I thought I could escape creepy old man plays when I stopped running NYCPlaywrights as an organization open to anybody. I ran it for years and the percentage of the membership that was old retired men kept creeping up, until eventually about 40% of the playwright membership was men over 60. Which meant that we were inundated with creepy old man plays.
Creepy old man plays have regressive attitudes about the world, because most people's understanding of the way things work, especially the social hierarchy, tends to stop evolving when they get into middle age - especially if they were at the top of the social hierarchy as these (inevitably straight and white) men were.
Which means that in creepy old man plays it's a huge problem that there are now sexual harassment laws in the workplace. According to creepy old man plays, the office environment was just swell for everybody, until these horrible feminists came in and ruined it for everybody.
Also they like to write plays in which young women are very much attracted to old men - not for their money, of course, but just for the splendiferousness of being an old man. I'll never forget one play, where the 60-something man (the hero of the play of course) was interested in a 20-something woman, and his uptight buddies were telling him to go retire to Florida with "a 50-year-old widow." Because in the minds of creepy old men, a man dating a woman only ten years younger than himself is a huge disappointment. And also note that a 50-year-old widow is seen as somebody who is willing to join a retired man in his retirement. As if she doesn't have her own job and her own 401K to think about.
Jesus I hate creepy old men.
They were a huge reason for why I changed things for NYCPlaywrights. And now that I'm running the NYCPlaywrights Play of the Week it's happening again. I stupidly suggested on the POTW call for scripts that the plays submitted don't necessarily have to be polished work but could be works-in-progress. Which means I have to wade through piles of absolute shit. And most of it from men, because men have a much higher opinion of themselves and their work than women do, and so they have no shame in sending off any crappy first draft they've just written.

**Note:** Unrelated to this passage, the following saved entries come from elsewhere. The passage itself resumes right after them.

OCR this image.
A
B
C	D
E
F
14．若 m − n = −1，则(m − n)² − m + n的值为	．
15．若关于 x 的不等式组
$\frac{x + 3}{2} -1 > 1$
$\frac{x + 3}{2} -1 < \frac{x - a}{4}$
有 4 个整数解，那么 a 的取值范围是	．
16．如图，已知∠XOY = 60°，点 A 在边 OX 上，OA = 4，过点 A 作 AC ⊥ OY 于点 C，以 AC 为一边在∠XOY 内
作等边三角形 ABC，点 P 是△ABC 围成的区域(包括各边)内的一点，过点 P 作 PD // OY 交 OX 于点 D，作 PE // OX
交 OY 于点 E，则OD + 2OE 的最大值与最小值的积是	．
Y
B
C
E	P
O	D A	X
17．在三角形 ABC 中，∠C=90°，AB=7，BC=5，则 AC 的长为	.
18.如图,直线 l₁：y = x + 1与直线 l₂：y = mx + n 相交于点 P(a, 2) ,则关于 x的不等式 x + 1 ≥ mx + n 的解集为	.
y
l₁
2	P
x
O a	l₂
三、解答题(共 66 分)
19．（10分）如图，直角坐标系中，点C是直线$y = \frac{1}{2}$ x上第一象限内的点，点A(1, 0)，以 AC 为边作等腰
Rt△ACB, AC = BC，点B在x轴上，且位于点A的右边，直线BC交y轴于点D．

Although women write bad plays too - but they're just less confident in their first drafts than men are.
But also, the idea that most people will learn from readings of their plays, I discovered long ago, is a joke. For most people the first draft IS the play, and they are not interested in critiques in order to help improve the work - they want you to tell them how great it is.
I only need to find four plays of the usual 50+ submissions for the Play of the Week that I can live with. And I can do it. The plays that are selected are rarely exactly good, but they at least don't make me want to puke.

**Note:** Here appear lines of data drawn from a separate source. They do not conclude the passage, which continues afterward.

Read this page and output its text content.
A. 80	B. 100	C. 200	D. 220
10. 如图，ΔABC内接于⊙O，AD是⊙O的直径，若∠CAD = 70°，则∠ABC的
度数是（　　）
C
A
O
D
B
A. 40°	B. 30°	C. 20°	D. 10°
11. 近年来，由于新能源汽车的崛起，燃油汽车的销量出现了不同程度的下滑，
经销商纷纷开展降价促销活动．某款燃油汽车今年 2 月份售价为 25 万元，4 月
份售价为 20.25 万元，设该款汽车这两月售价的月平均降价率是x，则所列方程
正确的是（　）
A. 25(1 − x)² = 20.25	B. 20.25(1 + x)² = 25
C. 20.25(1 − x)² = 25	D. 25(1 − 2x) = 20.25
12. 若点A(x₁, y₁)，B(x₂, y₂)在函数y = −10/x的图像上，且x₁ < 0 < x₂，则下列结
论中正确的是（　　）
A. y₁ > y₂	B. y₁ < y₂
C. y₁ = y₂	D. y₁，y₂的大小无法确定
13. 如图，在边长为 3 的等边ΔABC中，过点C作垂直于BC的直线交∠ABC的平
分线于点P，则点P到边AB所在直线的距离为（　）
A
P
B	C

But reading a pile of shitty plays month after month to get to those four non-pukey plays is starting to destroy my soul and I will have to stop. The Play of the Month project is enough to deal with. And one of the advantages of the Play of the MONTH is that there is usually a theme required of the submissions ("the supernatural", "civil rights" etc.) which makes it difficult, although not, alas, impossible for creepy old men to get in their usual favorite issues in.